Comment by dragonwriter

4 hours ago

>These problems can't be legislated away

Yes, they can.

> because the authority to do so is highly decentralized.

So are the problems. And the places where the problems are localized to are the ones with the power to legislate them away. An abrupt elimination of the penny, such as them being immediately banned for use or withdrawn from circulation, would present a problem, sure, but stopping minting them while leaving them in circulation provides a combination of time to find a solution and urgency to implement it; and the problems aren't difficult to solve, there are lots of easy solutions (there's no fundamental difference in the challenges of the quantum of cash being $0.05 that are different from it being $0.01, there's just a few options in how to handle the transition) and all that is necessary is for each jurisdiction to pick one.

The urgency is quite irrelevant.
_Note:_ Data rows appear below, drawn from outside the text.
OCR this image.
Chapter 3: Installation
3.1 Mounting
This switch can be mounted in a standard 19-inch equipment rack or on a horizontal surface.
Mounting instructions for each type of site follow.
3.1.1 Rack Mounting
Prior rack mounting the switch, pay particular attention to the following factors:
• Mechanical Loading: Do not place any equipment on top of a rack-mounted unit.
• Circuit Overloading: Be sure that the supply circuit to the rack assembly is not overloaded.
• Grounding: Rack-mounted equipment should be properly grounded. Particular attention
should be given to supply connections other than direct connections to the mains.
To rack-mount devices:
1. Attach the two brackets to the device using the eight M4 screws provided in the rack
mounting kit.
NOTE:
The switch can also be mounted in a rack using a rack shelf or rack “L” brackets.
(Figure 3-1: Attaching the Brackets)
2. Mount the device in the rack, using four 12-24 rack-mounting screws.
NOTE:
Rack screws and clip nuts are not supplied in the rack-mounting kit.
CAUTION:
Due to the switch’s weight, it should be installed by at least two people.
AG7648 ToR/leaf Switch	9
In many locales you will still have to ask voters for permission and/or have a constitutional referendum in addition to having the local legislature acquiesce. All of those parties can do whatever they want and a large percentage of them don't understand and DGAF. This dynamic plays out over and over for countless issues, this is no different.

In the meantime, tax authorities will require compliance as the law demands without any regard for another tax authority requiring something different.

I'd be perfectly happy for pennies to disappear but I am not ignorant of the realpolitik that makes implementation nearly impossible. Wishful thinking won't make it so.